This is from the website You are NOT a Victim, REALLY


From the Abuser's Point of View

I should avoid emotional closeness, because it leaves me vulnerable and open to hurt. I will adopt an attitude of aloofness and indifference to keep my partner from getting a piece of me. Besides, if I let my partner get into my head, I will be under her rule and will be smothered. I will lose myself. To prevent this, I will subconsciously and consciously distance myself from my partner to keep her from overtaking me, while giving her fleeting moments of tenderness to keep her near me.

Here’s how I’ll go about it.

I will put off her requests for closeness, for talks and for time alone together. I will interrupt her and dismiss her opinions. I will show little interest when she wants to share an insight or a story from her day, and I will not share mine. When she hears me share something with someone else and asks. “Why didn’t you tell me that? I will say.” Or “I didn’t think you’d be interested” or “I forgot.” I will scoff at her interests as well as her choices and habits. Also, I will make sure I don’t miss a chance to point out with a tone of superiority and rightness-- how opposite or different her choices and habits are from mine. This helps prove that any attempts at working on our relationship will likely fail, since we are so different and thereby gives me more reason to distance myself.

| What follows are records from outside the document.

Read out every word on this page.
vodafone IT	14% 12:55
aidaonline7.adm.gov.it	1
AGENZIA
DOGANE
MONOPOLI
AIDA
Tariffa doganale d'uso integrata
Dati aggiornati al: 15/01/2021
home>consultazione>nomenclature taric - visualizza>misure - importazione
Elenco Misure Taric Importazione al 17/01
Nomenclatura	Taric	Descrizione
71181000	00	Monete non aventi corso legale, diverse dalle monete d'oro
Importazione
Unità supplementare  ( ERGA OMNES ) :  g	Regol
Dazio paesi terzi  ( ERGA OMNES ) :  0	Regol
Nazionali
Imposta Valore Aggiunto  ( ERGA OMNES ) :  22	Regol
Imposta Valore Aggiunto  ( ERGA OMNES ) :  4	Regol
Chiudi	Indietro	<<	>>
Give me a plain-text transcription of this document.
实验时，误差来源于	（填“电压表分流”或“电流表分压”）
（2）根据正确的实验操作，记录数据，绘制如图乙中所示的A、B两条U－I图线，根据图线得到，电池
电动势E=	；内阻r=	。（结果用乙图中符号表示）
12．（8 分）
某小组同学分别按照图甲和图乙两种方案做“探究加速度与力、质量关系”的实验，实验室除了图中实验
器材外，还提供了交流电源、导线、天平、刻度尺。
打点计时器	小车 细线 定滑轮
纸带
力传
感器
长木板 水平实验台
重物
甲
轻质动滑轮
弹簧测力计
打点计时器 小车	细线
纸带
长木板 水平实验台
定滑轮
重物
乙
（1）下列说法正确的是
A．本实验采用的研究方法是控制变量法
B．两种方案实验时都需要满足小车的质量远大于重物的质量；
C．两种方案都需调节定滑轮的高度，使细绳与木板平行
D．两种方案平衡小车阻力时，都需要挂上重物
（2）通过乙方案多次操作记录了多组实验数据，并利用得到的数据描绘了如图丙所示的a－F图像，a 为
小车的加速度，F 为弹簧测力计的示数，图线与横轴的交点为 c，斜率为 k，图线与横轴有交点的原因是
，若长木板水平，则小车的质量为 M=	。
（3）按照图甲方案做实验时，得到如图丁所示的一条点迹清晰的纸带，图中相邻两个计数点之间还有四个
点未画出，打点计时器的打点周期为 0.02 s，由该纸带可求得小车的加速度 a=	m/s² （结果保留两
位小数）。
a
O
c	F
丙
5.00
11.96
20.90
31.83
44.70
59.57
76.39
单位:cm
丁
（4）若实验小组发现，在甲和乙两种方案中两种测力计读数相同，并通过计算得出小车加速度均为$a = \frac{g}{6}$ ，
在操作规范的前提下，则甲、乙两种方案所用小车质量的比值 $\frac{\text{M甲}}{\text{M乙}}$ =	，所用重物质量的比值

I will spend my time at home on house projects, watching TV, reading magazines or playing with the kids anything and everything to leave no time for us to have a private moment. I will stay up each night later than her to avoid any closeness when we go to bed, then tell her she needs too much sleep. If I want to have sex, I will wake her from her sleep and began touching her, knowing she’ll respond because I’ve minimized affection and she’s craving any intimacy I’ll offer. When I am not at home avoiding her, I will pursue activities outside the home and not include her or forget to tell her about my activities until the day of the event, thereby leaving little possibility that she can attend with me.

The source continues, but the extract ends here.